Il emporta une chaise — celle qu’il avait trouvée renversée en revenant à la maison un peu plus tôt — dans le vestibule et la laissa près de la porte de la cave, puis retourna à la cuisine pour chercher le reste du matériel. Quand tout fut prêt, il glissa dans sa poche la seringue dont l’aiguille était protégée par un capuchon en plastique. Il prit la torche dans sa main droite, posa la main gauche sur la poignée de la porte.

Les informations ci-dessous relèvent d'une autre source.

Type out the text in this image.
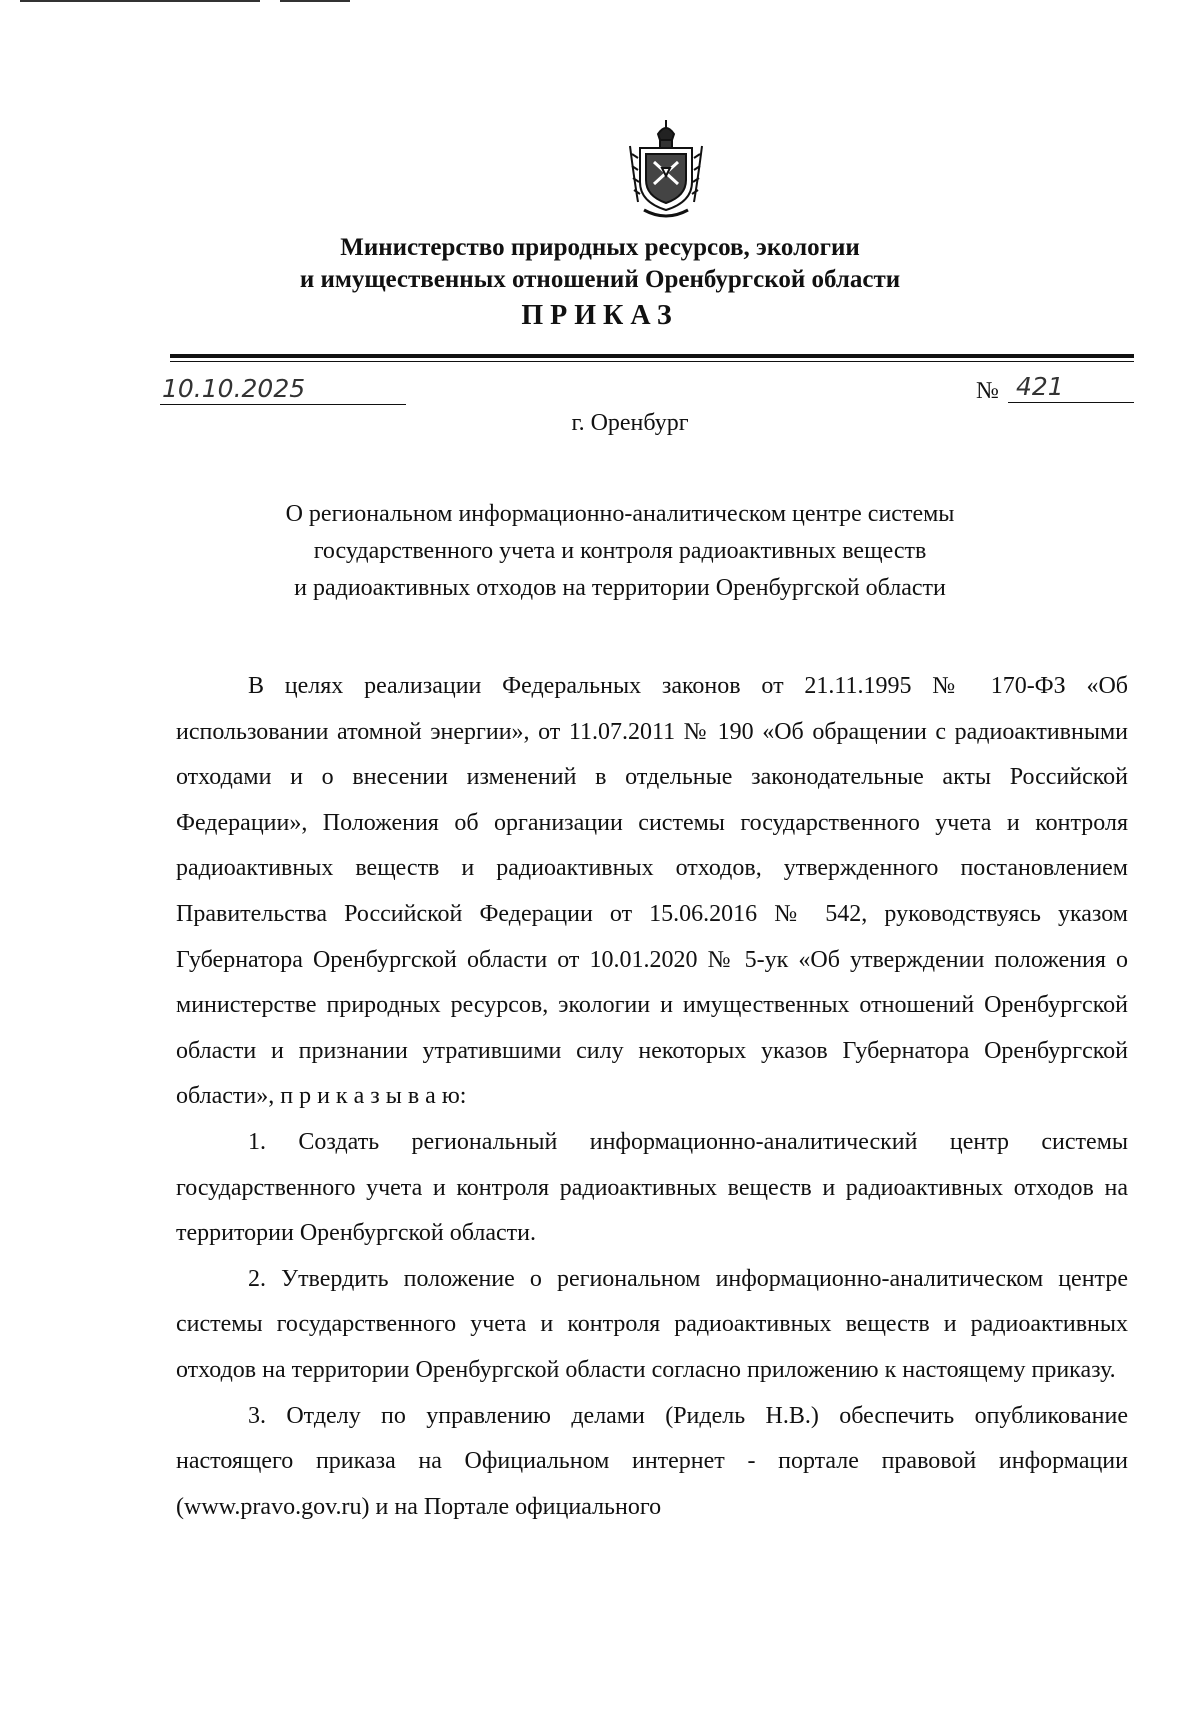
Министерство природных ресурсов, экологии
и имущественных отношений Оренбургской области
ПРИКАЗ
10.10.2025	№ 421
г. Оренбург
О региональном информационно-аналитическом центре системы
государственного учета и контроля радиоактивных веществ
и радиоактивных отходов на территории Оренбургской области

В целях реализации Федеральных законов от 21.11.1995 № 170-ФЗ «Об использовании атомной энергии», от 11.07.2011 № 190 «Об обращении с радиоактивными отходами и о внесении изменений в отдельные законодательные акты Российской Федерации», Положения об организации системы государственного учета и контроля радиоактивных веществ и радиоактивных отходов, утвержденного постановлением Правительства Российской Федерации от 15.06.2016 № 542, руководствуясь указом Губернатора Оренбургской области от 10.01.2020 № 5-ук «Об утверждении положения о министерстве природных ресурсов, экологии и имущественных отношений Оренбургской области и признании утратившими силу некоторых указов Губернатора Оренбургской области», п р и к а з ы в а ю:

1. Создать региональный информационно-аналитический центр системы государственного учета и контроля радиоактивных веществ и радиоактивных отходов на территории Оренбургской области.

2. Утвердить положение о региональном информационно-аналитическом центре системы государственного учета и контроля радиоактивных веществ и радиоактивных отходов на территории Оренбургской области согласно приложению к настоящему приказу.

3. Отделу по управлению делами (Ридель Н.В.) обеспечить опубликование настоящего приказа на Официальном интернет - портале правовой информации (www.pravo.gov.ru) и на Портале официального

Le battant s’ouvrit vers l’intérieur et il sentit le noir monter à sa rencontre. Il alluma la torche, dirigeant le faisceau sur les marches pour s’éclairer dans la descente. Tendant l’oreille, il entendit la respiration paniquée de la fille en bas.

Bien sûr, elle savait que l’heure était venue. Elle tenterait quelque chose et il devait se tenir prêt. Mais elle était petite, légère, en face de lui qui était fort et lourd. Elle n’aurait pas le dessus dans un corps à corps.

Il s’arrêta à mi-hauteur et promena le rayon lumineux autour de la cave, explorant les coins et les anfractuosités. À sa grande surprise, il la découvrit recroquevillée près du placard ouvert. Elle n’avait pas essayé de se cacher, comprenant peut-être que sa tentative serait vaine. Mais elle avait passé tout ce temps à chercher un moyen de fracturer la caisse à outils posée à côté.

« Laisse ça », dit-il.

Elle leva les yeux, montrant les dents comme un animal surpris en train de dévorer une carcasse. Il regretta immédiatement cette association. Elle avait de si jolies dents.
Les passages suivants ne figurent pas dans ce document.